Per the 2014-15 Ontario Pharmacists Association (OPA) membership survey, the top 10 professional services offered by Ontario pharmacists are as follows:

  1. Pharmaceutical opinions (85%);
  2. MedsCheck (84%);
  3. Prescription renewals (81%);
  4. Adaptations (73%);
  5. Diabetes management (69%);
  6. Flu shots (65%);
  7. Smoking cessation (61%);
  8. Cardiovascular health (54%);
  9. Asthma management (42%); and
  10. Trial prescriptions (40%).

Pharmacists have the advantage of having direct, front-line contact with patients, and their actions can have a significant impact. For example, the 2015 Pharmacist Interventions in Diabetes report (developed in partnership between Great-West Life and Shoppers Drug Mart) notes about half of all diabetic patients who had a follow-up appointment with a pharmacist had a clinically significant reduction in their blood sugar levels. Recognizing a broader need, the OPA is currently in the process of rolling out a more comprehensive program for diabetes management.

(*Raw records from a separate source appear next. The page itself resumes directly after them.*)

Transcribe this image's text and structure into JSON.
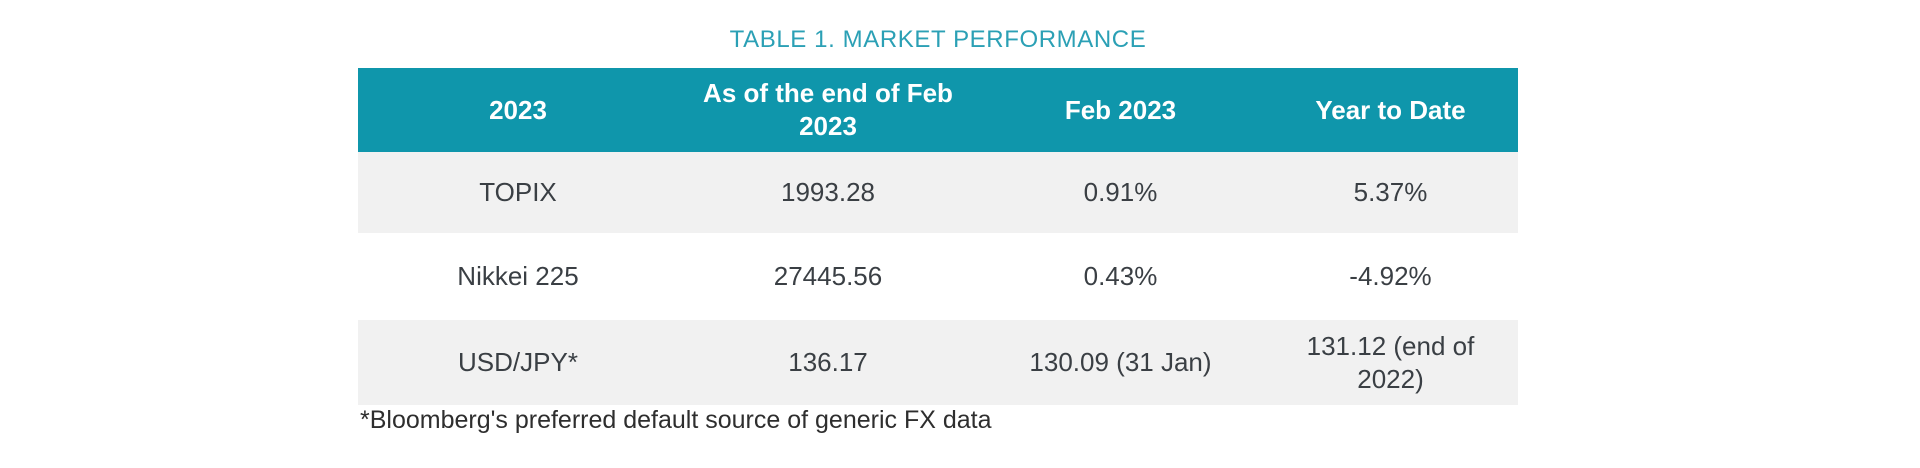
{
  "title": "TABLE 1. MARKET PERFORMANCE",
  "table": {
    "columns": [
      "2023",
      "As of the end of Feb 2023",
      "Feb 2023",
      "Year to Date"
    ],
    "rows": [
      {
        "label": "TOPIX",
        "values": [
          "1993.28",
          "0.91%",
          "5.37%"
        ]
      },
      {
        "label": "Nikkei 225",
        "values": [
          "27445.56",
          "0.43%",
          "-4.92%"
        ]
      },
      {
        "label": "USD/JPY*",
        "values": [
          "136.17",
          "130.09 (31 Jan)",
          "131.12 (end of 2022)"
        ]
      }
    ]
  },
  "footnote": "*Bloomberg's preferred default source of generic FX data",
  "colors": {
    "header_bg": "#0f96ab",
    "title_text": "#2ba0b5",
    "row_alt_bg": "#f1f1f1",
    "body_text": "#3a3f44",
    "header_text": "#ffffff"
  }
}
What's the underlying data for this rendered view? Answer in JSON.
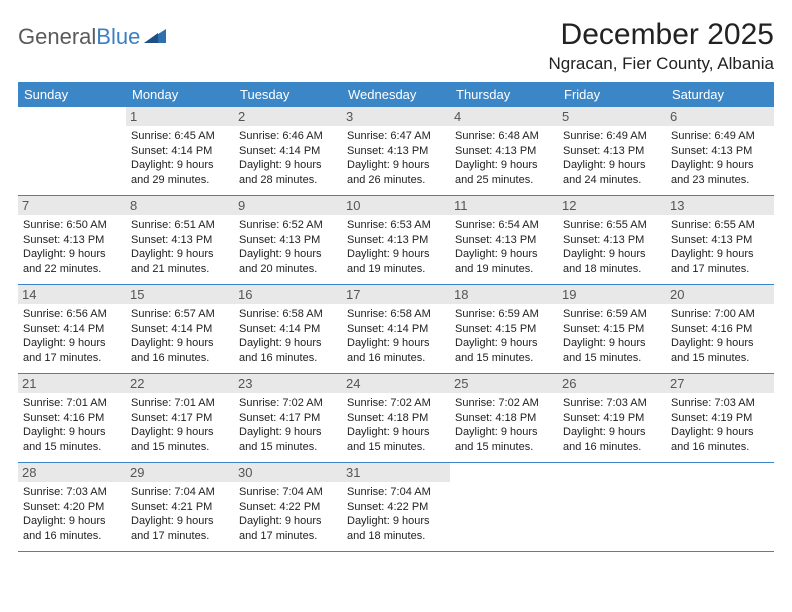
{
  "logo": {
    "word1": "General",
    "word2": "Blue"
  },
  "title": "December 2025",
  "location": "Ngracan, Fier County, Albania",
  "colors": {
    "header_bg": "#3b86c7",
    "header_text": "#ffffff",
    "daynum_bg": "#e8e8e8",
    "row_border": "#3b86c7",
    "text": "#222222",
    "logo_gray": "#5a5a5a",
    "logo_blue": "#3b7fc4"
  },
  "day_headers": [
    "Sunday",
    "Monday",
    "Tuesday",
    "Wednesday",
    "Thursday",
    "Friday",
    "Saturday"
  ],
  "weeks": [
    [
      {
        "num": "",
        "lines": []
      },
      {
        "num": "1",
        "lines": [
          "Sunrise: 6:45 AM",
          "Sunset: 4:14 PM",
          "Daylight: 9 hours",
          "and 29 minutes."
        ]
      },
      {
        "num": "2",
        "lines": [
          "Sunrise: 6:46 AM",
          "Sunset: 4:14 PM",
          "Daylight: 9 hours",
          "and 28 minutes."
        ]
      },
      {
        "num": "3",
        "lines": [
          "Sunrise: 6:47 AM",
          "Sunset: 4:13 PM",
          "Daylight: 9 hours",
          "and 26 minutes."
        ]
      },
      {
        "num": "4",
        "lines": [
          "Sunrise: 6:48 AM",
          "Sunset: 4:13 PM",
          "Daylight: 9 hours",
          "and 25 minutes."
        ]
      },
      {
        "num": "5",
        "lines": [
          "Sunrise: 6:49 AM",
          "Sunset: 4:13 PM",
          "Daylight: 9 hours",
          "and 24 minutes."
        ]
      },
      {
        "num": "6",
        "lines": [
          "Sunrise: 6:49 AM",
          "Sunset: 4:13 PM",
          "Daylight: 9 hours",
          "and 23 minutes."
        ]
      }
    ],
    [
      {
        "num": "7",
        "lines": [
          "Sunrise: 6:50 AM",
          "Sunset: 4:13 PM",
          "Daylight: 9 hours",
          "and 22 minutes."
        ]
      },
      {
        "num": "8",
        "lines": [
          "Sunrise: 6:51 AM",
          "Sunset: 4:13 PM",
          "Daylight: 9 hours",
          "and 21 minutes."
        ]
      },
      {
        "num": "9",
        "lines": [
          "Sunrise: 6:52 AM",
          "Sunset: 4:13 PM",
          "Daylight: 9 hours",
          "and 20 minutes."
        ]
      },
      {
        "num": "10",
        "lines": [
          "Sunrise: 6:53 AM",
          "Sunset: 4:13 PM",
          "Daylight: 9 hours",
          "and 19 minutes."
        ]
      },
      {
        "num": "11",
        "lines": [
          "Sunrise: 6:54 AM",
          "Sunset: 4:13 PM",
          "Daylight: 9 hours",
          "and 19 minutes."
        ]
      },
      {
        "num": "12",
        "lines": [
          "Sunrise: 6:55 AM",
          "Sunset: 4:13 PM",
          "Daylight: 9 hours",
          "and 18 minutes."
        ]
      },
      {
        "num": "13",
        "lines": [
          "Sunrise: 6:55 AM",
          "Sunset: 4:13 PM",
          "Daylight: 9 hours",
          "and 17 minutes."
        ]
      }
    ],
    [
      {
        "num": "14",
        "lines": [
          "Sunrise: 6:56 AM",
          "Sunset: 4:14 PM",
          "Daylight: 9 hours",
          "and 17 minutes."
        ]
      },
      {
        "num": "15",
        "lines": [
          "Sunrise: 6:57 AM",
          "Sunset: 4:14 PM",
          "Daylight: 9 hours",
          "and 16 minutes."
        ]
      },
      {
        "num": "16",
        "lines": [
          "Sunrise: 6:58 AM",
          "Sunset: 4:14 PM",
          "Daylight: 9 hours",
          "and 16 minutes."
        ]
      },
      {
        "num": "17",
        "lines": [
          "Sunrise: 6:58 AM",
          "Sunset: 4:14 PM",
          "Daylight: 9 hours",
          "and 16 minutes."
        ]
      },
      {
        "num": "18",
        "lines": [
          "Sunrise: 6:59 AM",
          "Sunset: 4:15 PM",
          "Daylight: 9 hours",
          "and 15 minutes."
        ]
      },
      {
        "num": "19",
        "lines": [
          "Sunrise: 6:59 AM",
          "Sunset: 4:15 PM",
          "Daylight: 9 hours",
          "and 15 minutes."
        ]
      },
      {
        "num": "20",
        "lines": [
          "Sunrise: 7:00 AM",
          "Sunset: 4:16 PM",
          "Daylight: 9 hours",
          "and 15 minutes."
        ]
      }
    ],
    [
      {
        "num": "21",
        "lines": [
          "Sunrise: 7:01 AM",
          "Sunset: 4:16 PM",
          "Daylight: 9 hours",
          "and 15 minutes."
        ]
      },
      {
        "num": "22",
        "lines": [
          "Sunrise: 7:01 AM",
          "Sunset: 4:17 PM",
          "Daylight: 9 hours",
          "and 15 minutes."
        ]
      },
      {
        "num": "23",
        "lines": [
          "Sunrise: 7:02 AM",
          "Sunset: 4:17 PM",
          "Daylight: 9 hours",
          "and 15 minutes."
        ]
      },
      {
        "num": "24",
        "lines": [
          "Sunrise: 7:02 AM",
          "Sunset: 4:18 PM",
          "Daylight: 9 hours",
          "and 15 minutes."
        ]
      },
      {
        "num": "25",
        "lines": [
          "Sunrise: 7:02 AM",
          "Sunset: 4:18 PM",
          "Daylight: 9 hours",
          "and 15 minutes."
        ]
      },
      {
        "num": "26",
        "lines": [
          "Sunrise: 7:03 AM",
          "Sunset: 4:19 PM",
          "Daylight: 9 hours",
          "and 16 minutes."
        ]
      },
      {
        "num": "27",
        "lines": [
          "Sunrise: 7:03 AM",
          "Sunset: 4:19 PM",
          "Daylight: 9 hours",
          "and 16 minutes."
        ]
      }
    ],
    [
      {
        "num": "28",
        "lines": [
          "Sunrise: 7:03 AM",
          "Sunset: 4:20 PM",
          "Daylight: 9 hours",
          "and 16 minutes."
        ]
      },
      {
        "num": "29",
        "lines": [
          "Sunrise: 7:04 AM",
          "Sunset: 4:21 PM",
          "Daylight: 9 hours",
          "and 17 minutes."
        ]
      },
      {
        "num": "30",
        "lines": [
          "Sunrise: 7:04 AM",
          "Sunset: 4:22 PM",
          "Daylight: 9 hours",
          "and 17 minutes."
        ]
      },
      {
        "num": "31",
        "lines": [
          "Sunrise: 7:04 AM",
          "Sunset: 4:22 PM",
          "Daylight: 9 hours",
          "and 18 minutes."
        ]
      },
      {
        "num": "",
        "lines": []
      },
      {
        "num": "",
        "lines": []
      },
      {
        "num": "",
        "lines": []
      }
    ]
  ]
}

Of course, implementation is never simple, particularly since health care in Canada is managed at the provincial level. The scope of additional services pharmacists can provide varies from province to province—and how they are compensated for those services remains a sticking point.

But purely from a service delivery standpoint, it makes sense to me. Why should I have to wait three weeks to get an appointment with my family doctor to get the flu shot, when I can just stop by the pharmacy on my way home? If pharmacists can pick up the slack and take some of the pressure off busy physicians, why wouldn’t we explore this model?

And if I can avoid that hard plastic chair in the ER waiting room—even just once—so much the better.